Titles aren’t usually a problem for me, apart from the two books being published by Macmillan New Writing, oddly. The Secret War was originally called “The Plainsmen”, which sounded too much like a western, while The Horde of Mhorrer has been a bloody nightmare to think up a title for, with several names jockeying for position. In the end it was Will who suggested I reverted to The Horde of Mhorrer, the original working title for the book.

Thankfully the monikers for the next two in the series, The Traitor of Light and The Fortress of Black Glass were “lightening bolt” titles, and I doubt they’ll change.

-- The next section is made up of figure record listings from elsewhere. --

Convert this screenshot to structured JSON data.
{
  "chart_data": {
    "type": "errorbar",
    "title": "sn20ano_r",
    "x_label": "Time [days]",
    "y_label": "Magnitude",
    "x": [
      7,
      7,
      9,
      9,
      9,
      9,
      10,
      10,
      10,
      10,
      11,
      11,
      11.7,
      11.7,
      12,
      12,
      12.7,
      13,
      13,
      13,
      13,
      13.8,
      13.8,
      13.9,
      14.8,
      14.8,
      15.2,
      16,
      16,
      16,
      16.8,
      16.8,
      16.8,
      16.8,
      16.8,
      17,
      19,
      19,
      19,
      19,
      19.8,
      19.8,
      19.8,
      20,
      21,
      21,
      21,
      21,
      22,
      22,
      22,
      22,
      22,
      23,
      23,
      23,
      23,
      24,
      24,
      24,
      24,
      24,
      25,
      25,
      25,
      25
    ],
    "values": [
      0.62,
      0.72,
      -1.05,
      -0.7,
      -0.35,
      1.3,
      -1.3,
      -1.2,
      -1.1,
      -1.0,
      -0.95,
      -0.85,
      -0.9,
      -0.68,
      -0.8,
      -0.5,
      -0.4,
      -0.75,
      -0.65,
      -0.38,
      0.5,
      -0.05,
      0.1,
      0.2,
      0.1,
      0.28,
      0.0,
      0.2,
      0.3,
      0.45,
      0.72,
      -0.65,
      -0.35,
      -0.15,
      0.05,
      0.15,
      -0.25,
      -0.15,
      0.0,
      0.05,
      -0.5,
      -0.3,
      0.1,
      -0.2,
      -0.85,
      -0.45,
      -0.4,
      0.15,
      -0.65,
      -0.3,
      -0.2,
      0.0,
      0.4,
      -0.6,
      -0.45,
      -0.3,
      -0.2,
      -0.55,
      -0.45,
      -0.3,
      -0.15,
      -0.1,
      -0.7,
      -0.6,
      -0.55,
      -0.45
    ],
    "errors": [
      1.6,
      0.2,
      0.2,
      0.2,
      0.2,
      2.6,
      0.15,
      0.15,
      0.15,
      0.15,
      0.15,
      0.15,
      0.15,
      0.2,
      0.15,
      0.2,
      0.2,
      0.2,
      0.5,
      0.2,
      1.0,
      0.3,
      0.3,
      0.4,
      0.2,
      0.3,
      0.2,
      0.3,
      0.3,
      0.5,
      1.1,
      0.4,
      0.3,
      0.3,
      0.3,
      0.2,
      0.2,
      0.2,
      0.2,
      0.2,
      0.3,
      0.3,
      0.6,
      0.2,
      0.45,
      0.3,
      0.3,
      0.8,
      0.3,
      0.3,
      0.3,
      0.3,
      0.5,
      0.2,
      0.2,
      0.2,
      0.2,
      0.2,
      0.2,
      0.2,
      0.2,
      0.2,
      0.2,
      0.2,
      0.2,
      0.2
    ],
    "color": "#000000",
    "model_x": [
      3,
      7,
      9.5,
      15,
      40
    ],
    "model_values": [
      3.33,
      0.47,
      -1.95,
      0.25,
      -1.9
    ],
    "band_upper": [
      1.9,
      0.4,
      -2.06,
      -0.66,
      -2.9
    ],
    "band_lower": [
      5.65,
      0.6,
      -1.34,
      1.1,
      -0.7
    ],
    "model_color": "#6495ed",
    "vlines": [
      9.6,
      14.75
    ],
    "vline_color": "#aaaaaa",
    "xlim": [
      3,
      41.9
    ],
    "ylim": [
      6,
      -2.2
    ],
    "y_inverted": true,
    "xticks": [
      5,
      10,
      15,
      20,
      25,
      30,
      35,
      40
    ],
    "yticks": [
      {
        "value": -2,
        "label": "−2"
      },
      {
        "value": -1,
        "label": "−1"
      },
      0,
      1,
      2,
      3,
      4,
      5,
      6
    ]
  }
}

Likewise with my current book, The Black Hours which was a title that stuck from the beginning like four-week old cornflakes clinging to a ceramic breakfast bowl.

I think some books marry with titles naturally, while others end up in the divorce-courts every other month.

Brian McGilloway said...

Hi David and Happy New Year to everyone!

A great post and one that seems to have struck a chord. Borderlands got its title after it was written from my good wife. It was just Untitled until then. Gallows Lane had the title before the plot - it's the name of a street over here, seemed too good to waste, though I had initially thought of A Walk on Gallows Lane, though it seemed too Lawerence Block-ish (not that that's a bad thing!). Book 3 is currently called Bleed A River Deep, after an Ed Harcourt song which I love, and because it seems to fit most of the plot strands. I'm plotting book 4 at the moment and want the title to have something to do with Rising (The Rising is the title I'm working under presently, but I suspect that may change.) Ulitmately, the title is your way of setting out your stall - it's just sometimes people see you selling something different from what you'd thought you were selling. That was certainly the case with Borderlands and I'm delighted with my wife's decision on it - particularly as she hadn't even read the book at that stage, but had listened to me blethering on about it for so long.

Alis said...

I can't write a book without a title. It's as if even i don't know what it's about unless it has a name. Testament was 'Toby' all the way through its long gestation period but Will said, and I had to agree, that though it was very apt when you'd read the book, nobody would pick up a book called Toby, it just doesn't signal anything.

But getting from Toby to Testament was hard and much head-scratching, friend-buttonholing and emailing back and forth to Will ensued. Favourite for a while was The Masater Mason's Son, while i favoured Steadfast Like the Crane but that, again, only made sense once you'd read it. Testament was Will's idea and I think it really does the book justice. The work in progress is called Rebecca Revisited. I don't suppose it'll survive because it's too du Maurier-esque but it makes sense to me during the writing process.

David Isaak said...

Thanks, all--fascinating stuff. Having read Borderlands, it's hard to imagine it might have ever had another title! (My hat's off to Brian's wife.)

Suroopa--post whatever you please! It's your site as much as anyone's. (Plus all that sounds interesting.)

Readerette said...

Playing with the Moon is a reference to the song that one of the characters sings--a blues song that has a line something like, 'Do you want the moon to play with?'

I liked it so much I knew it had to be the title!